“County committees are a vital link between the farm community and the U.S. Department of Agriculture,” said Vilsack. “I hope that every eligible farmer and rancher will participate in this year's county committee elections. Through the county committees, farmers and ranchers have a voice; their opinions and ideas get to be heard on federal farm programs.”
Vilsack added, “We've seen an increase in the number of nominations of women and minority candidates, and I hope that trend continues.”
To be eligible to serve on an FSA county committee, a person must participate or cooperate in a program administered by FSA, be eligible to vote in a county committee election and reside in the local administrative area where the person is nominated.
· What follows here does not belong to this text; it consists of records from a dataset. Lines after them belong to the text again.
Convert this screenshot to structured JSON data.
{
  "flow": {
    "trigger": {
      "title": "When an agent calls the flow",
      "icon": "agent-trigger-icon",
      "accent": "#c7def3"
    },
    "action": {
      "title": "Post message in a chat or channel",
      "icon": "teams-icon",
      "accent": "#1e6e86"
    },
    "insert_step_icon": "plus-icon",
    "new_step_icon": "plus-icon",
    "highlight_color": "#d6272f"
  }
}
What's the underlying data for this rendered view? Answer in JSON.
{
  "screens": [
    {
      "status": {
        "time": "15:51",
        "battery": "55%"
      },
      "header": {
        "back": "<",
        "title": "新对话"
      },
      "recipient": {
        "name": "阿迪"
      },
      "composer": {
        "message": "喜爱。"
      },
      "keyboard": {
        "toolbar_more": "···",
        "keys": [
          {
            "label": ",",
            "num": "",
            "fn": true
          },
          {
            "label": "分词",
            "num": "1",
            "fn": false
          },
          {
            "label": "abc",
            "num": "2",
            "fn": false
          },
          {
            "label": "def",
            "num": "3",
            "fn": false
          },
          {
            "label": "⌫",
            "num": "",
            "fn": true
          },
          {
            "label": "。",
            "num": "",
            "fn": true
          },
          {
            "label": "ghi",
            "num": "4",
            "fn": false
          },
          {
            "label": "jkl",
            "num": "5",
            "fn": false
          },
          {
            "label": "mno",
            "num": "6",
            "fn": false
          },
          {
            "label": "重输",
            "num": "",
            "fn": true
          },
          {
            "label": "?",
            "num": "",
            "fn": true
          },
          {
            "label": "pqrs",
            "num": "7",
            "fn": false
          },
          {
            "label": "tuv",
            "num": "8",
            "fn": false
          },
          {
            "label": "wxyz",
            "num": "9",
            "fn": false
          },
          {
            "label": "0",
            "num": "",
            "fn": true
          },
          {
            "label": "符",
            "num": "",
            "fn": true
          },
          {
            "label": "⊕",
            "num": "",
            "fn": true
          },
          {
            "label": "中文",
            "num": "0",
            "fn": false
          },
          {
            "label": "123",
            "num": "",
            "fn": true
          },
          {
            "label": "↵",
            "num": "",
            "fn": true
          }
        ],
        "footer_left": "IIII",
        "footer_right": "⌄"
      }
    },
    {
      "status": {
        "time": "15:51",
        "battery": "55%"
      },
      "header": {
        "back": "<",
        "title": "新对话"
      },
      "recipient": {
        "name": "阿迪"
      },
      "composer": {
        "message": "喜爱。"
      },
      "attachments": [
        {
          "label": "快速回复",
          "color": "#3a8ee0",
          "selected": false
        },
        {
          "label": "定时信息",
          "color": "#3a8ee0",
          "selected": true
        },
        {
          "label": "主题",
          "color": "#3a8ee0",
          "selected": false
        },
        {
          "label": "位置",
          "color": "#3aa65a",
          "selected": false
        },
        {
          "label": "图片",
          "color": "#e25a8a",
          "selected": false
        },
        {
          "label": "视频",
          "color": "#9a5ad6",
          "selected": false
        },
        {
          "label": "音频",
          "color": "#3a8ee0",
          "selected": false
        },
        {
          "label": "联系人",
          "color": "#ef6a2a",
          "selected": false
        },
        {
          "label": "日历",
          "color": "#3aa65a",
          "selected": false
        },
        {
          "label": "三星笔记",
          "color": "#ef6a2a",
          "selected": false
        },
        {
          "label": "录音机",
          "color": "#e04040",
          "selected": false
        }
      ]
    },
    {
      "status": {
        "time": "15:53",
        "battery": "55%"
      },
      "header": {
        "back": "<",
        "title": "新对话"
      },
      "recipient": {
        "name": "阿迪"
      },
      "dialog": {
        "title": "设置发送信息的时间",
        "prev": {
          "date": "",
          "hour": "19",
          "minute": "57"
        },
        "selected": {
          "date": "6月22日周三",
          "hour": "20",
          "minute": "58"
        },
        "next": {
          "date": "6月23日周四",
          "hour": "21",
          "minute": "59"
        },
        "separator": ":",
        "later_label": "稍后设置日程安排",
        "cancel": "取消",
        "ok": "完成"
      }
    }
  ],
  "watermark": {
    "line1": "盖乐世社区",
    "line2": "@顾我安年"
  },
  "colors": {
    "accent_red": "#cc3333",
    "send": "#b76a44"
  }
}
Farmers and ranchers may nominate themselves or others. Organizations representing minorities and women also may nominate candidates.
To become a candidate, an eligible individual must sign the nomination form, FSA-669A.
The form and other information about FSA county committee elections are available at www.fsa.usda.gov/elections.
Nomination forms for the 2014 election must be postmarked or received in the local USDA Service Center by close of business on Aug.
1. Elections will take place this fall.
While FSA county committees do not approve or deny farm ownership or operating loans, they make decisions on disaster and conservation programs, emergency programs, commodity price support loan programs and other agricultural issues.
Members serve three-year terms. Nationwide, there are about 7,800 farmers and ranchers serving on FSA county committees.
Committees consist of three to 11 members that are elected by eligible producers.
FSA will mail ballots to eligible voters beginning Nov. 3. Ballots are due back to the local county office either via mail or in person by Dec. 1.
Newly-elected committee members and alternates take office on Jan. 1, 2015.